Pour le reste, Jean-Pierre a des pratiques bien rodées: «Je paie le plus souvent possible en liquide. J'effectue un gros retrait en début de mois puis j'évite d'utiliser ma carte bleue.» Et quand il se déplace, ce militant ne déroge pas à ses convictions. «Je refuse d'utiliser le pass Navigo, s'emporte-t-il. Quel besoin a la RATP de savoir où je me déplace?» Quant aux cartes de fidélité des grandes enseignes, «même pas la peine d'y penser!»

Pas si facile d’échapper à Big Brother


Il reconnaît quelques faiblesses, comme Internet, avec le site souriez.info sur lequel on peut même trouver son numéro de téléphone portable. «Chacun a ses angles de refus, se justifie-t-il. Nous avons conscience d'être fichés en permanence, nous essayons de mener une réflexion pour adapter nos comportements. Ainsi certains retirent la batterie de leur téléphone portable quand ils assistent à une réunion associative, pour ne pas être localisés.» L’association affirme en effet que le GSM est «un véritable moyen de traçage (…) et cela même éteint.»

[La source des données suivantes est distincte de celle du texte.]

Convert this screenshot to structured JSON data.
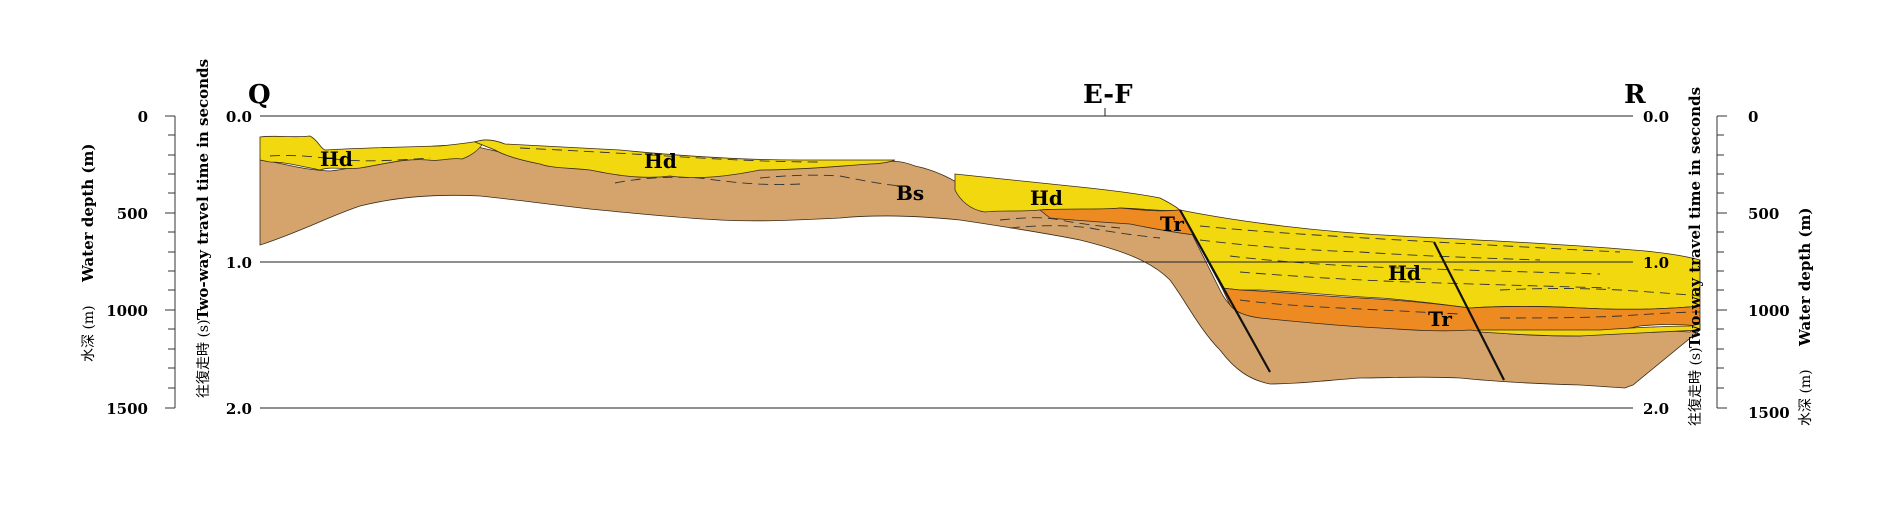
{
  "profile": {
    "left_label": "Q",
    "center_label": "E-F",
    "right_label": "R"
  },
  "left_axes": {
    "depth_ticks": [
      "0",
      "500",
      "1000",
      "1500"
    ],
    "time_ticks": [
      "0.0",
      "1.0",
      "2.0"
    ],
    "depth_title_en": "Water depth (m)",
    "depth_title_jp": "水深 (m)",
    "time_title_en": "Two-way travel time in seconds",
    "time_title_jp": "往復走時 (s)"
  },
  "right_axes": {
    "time_ticks": [
      "0.0",
      "1.0",
      "2.0"
    ],
    "depth_ticks": [
      "0",
      "500",
      "1000",
      "1500"
    ],
    "time_title_en": "Two-way travel time in seconds",
    "time_title_jp": "往復走時 (s)",
    "depth_title_en": "Water depth (m)",
    "depth_title_jp": "水深 (m)"
  },
  "units": {
    "hd_1": "Hd",
    "hd_2": "Hd",
    "hd_3": "Hd",
    "hd_4": "Hd",
    "bs": "Bs",
    "tr_1": "Tr",
    "tr_2": "Tr"
  },
  "colors": {
    "hd": "#f2d80e",
    "tr": "#ee8a22",
    "bs": "#d4a46c"
  }
}
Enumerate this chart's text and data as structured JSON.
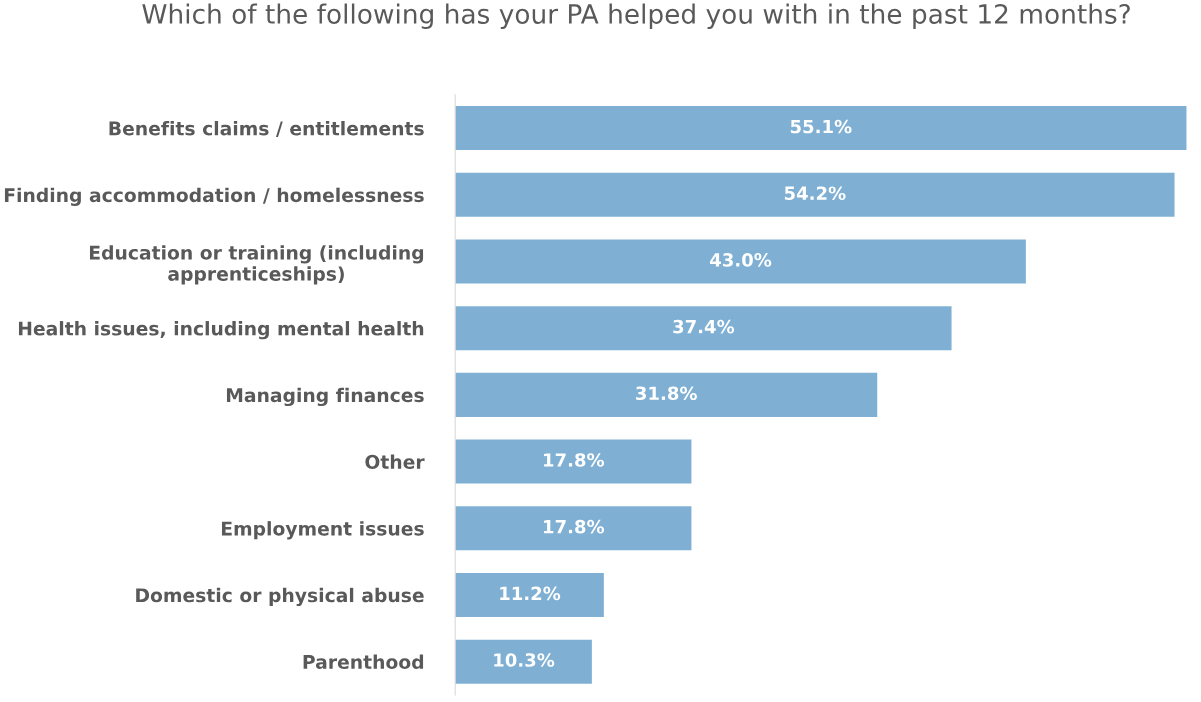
{
  "chart_data": {
    "type": "bar",
    "orientation": "horizontal",
    "title": "Which of the following has your PA helped you with in the past 12 months?",
    "categories": [
      "Benefits claims / entitlements",
      "Finding accommodation / homelessness",
      "Education or training (including\napprenticeships)",
      "Health issues, including mental health",
      "Managing finances",
      "Other",
      "Employment issues",
      "Domestic or physical abuse",
      "Parenthood"
    ],
    "values": [
      55.1,
      54.2,
      43.0,
      37.4,
      31.8,
      17.8,
      17.8,
      11.2,
      10.3
    ],
    "value_labels": [
      "55.1%",
      "54.2%",
      "43.0%",
      "37.4%",
      "31.8%",
      "17.8%",
      "17.8%",
      "11.2%",
      "10.3%"
    ],
    "color": "#7fb0d4"
  }
}
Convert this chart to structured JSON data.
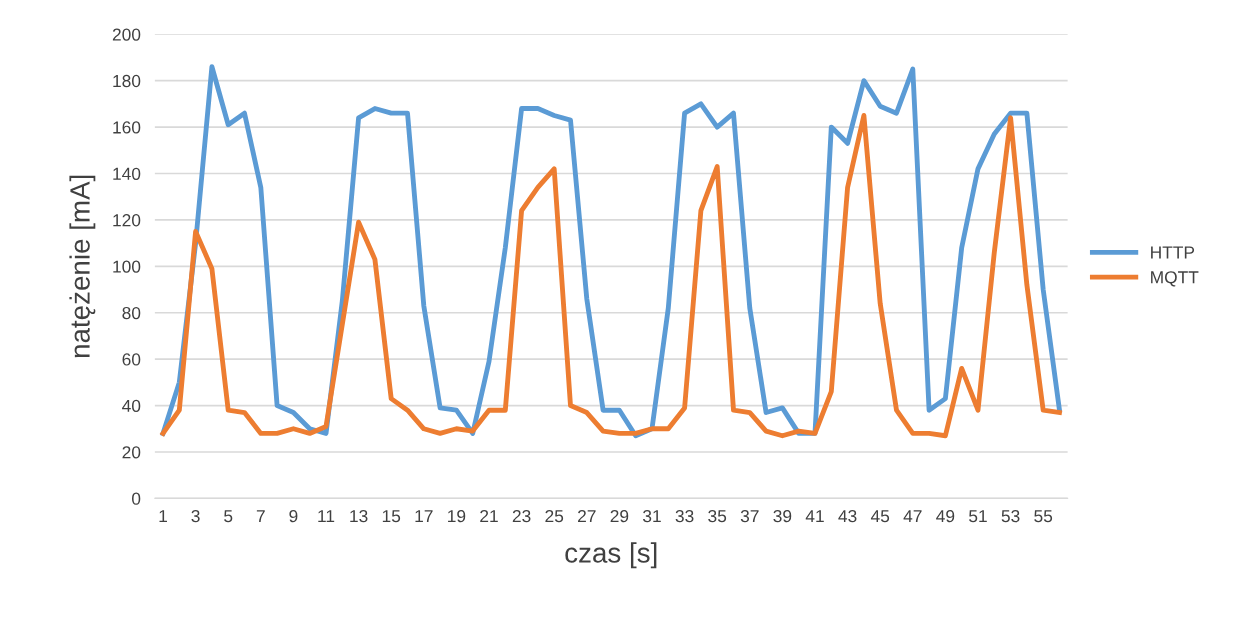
{
  "chart_data": {
    "type": "line",
    "xlabel": "czas [s]",
    "ylabel": "natężenie [mA]",
    "categories": [
      "1",
      null,
      "3",
      null,
      "5",
      null,
      "7",
      null,
      "9",
      null,
      "11",
      null,
      "13",
      null,
      "15",
      null,
      "17",
      null,
      "19",
      null,
      "21",
      null,
      "23",
      null,
      "25",
      null,
      "27",
      null,
      "29",
      null,
      "31",
      null,
      "33",
      null,
      "35",
      null,
      "37",
      null,
      "39",
      null,
      "41",
      null,
      "43",
      null,
      "45",
      null,
      "47",
      null,
      "49",
      null,
      "51",
      null,
      "53",
      null,
      "55",
      null
    ],
    "series": [
      {
        "name": "HTTP",
        "color": "#5b9bd5",
        "values": [
          28,
          50,
          110,
          186,
          161,
          166,
          134,
          40,
          37,
          30,
          28,
          85,
          164,
          168,
          166,
          166,
          83,
          39,
          38,
          28,
          59,
          108,
          168,
          168,
          165,
          163,
          86,
          38,
          38,
          27,
          30,
          82,
          166,
          170,
          160,
          166,
          82,
          37,
          39,
          28,
          28,
          160,
          153,
          180,
          169,
          166,
          185,
          38,
          43,
          108,
          142,
          157,
          166,
          166,
          90,
          38
        ]
      },
      {
        "name": "MQTT",
        "color": "#ed7d31",
        "values": [
          28,
          38,
          115,
          99,
          38,
          37,
          28,
          28,
          30,
          28,
          31,
          75,
          119,
          103,
          43,
          38,
          30,
          28,
          30,
          29,
          38,
          38,
          124,
          134,
          142,
          40,
          37,
          29,
          28,
          28,
          30,
          30,
          39,
          124,
          143,
          38,
          37,
          29,
          27,
          29,
          28,
          46,
          134,
          165,
          84,
          38,
          28,
          28,
          27,
          56,
          38,
          106,
          164,
          92,
          38,
          37
        ]
      }
    ],
    "ylim": [
      0,
      200
    ],
    "yticks": [
      0,
      20,
      40,
      60,
      80,
      100,
      120,
      140,
      160,
      180,
      200
    ],
    "grid": "y",
    "legend": "right",
    "marker": "none",
    "line_style": "solid"
  }
}
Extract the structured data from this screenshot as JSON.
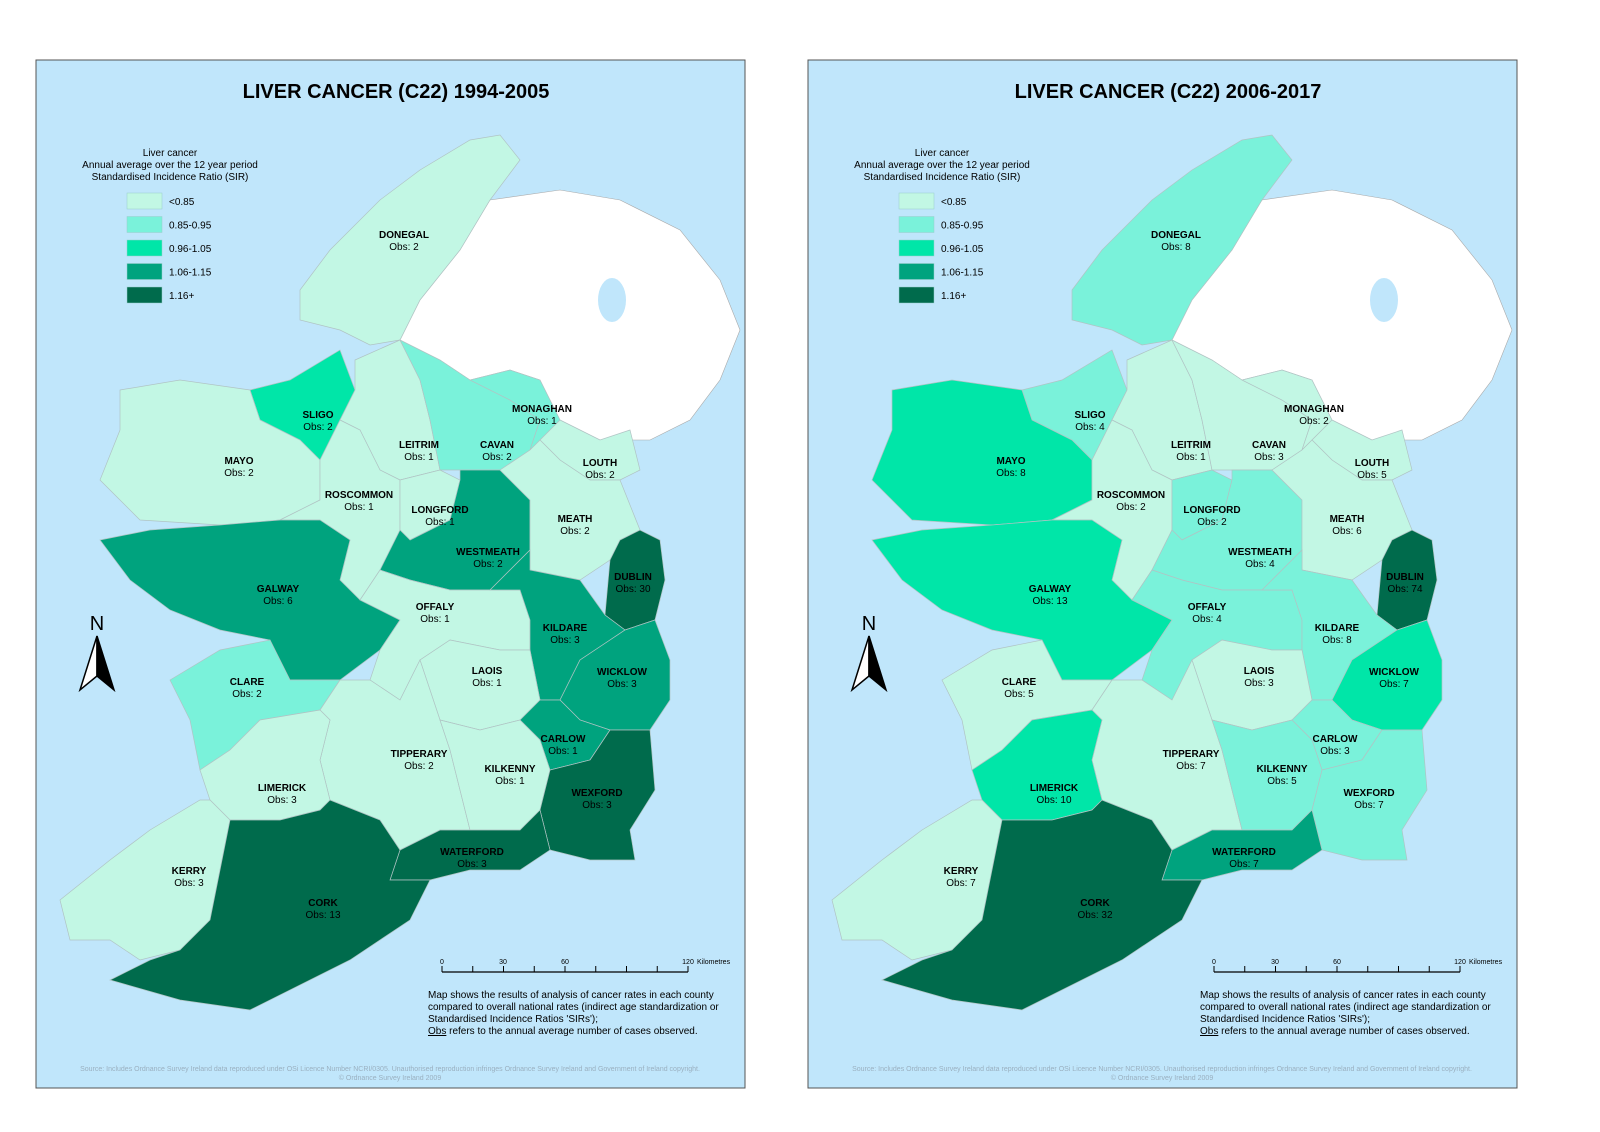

Echapper au système n'est pas de tout repos, et s'avère parfois être mission impossible. «L'année dernière, raconte Jean-Pierre, j'ai perdu ma carte vitale. J'ai tenté de m'en passer, mais j'ai eu trop de problèmes. J'ai été obligé de la reprendre.»

Ni parano, ni bandit


Mais Jean-Pierre tient à mettre les choses au point. «Je n'ai rien à me reprocher, prévient-il, mais je ressens cette pression permanente. J'aime me sentir libre, comme quand je me promène à la campagne.» Il affirme que ses amis et lui sont des gens comme les autres: «Nous ne sommes pas paranos, c'est un choix de vie.»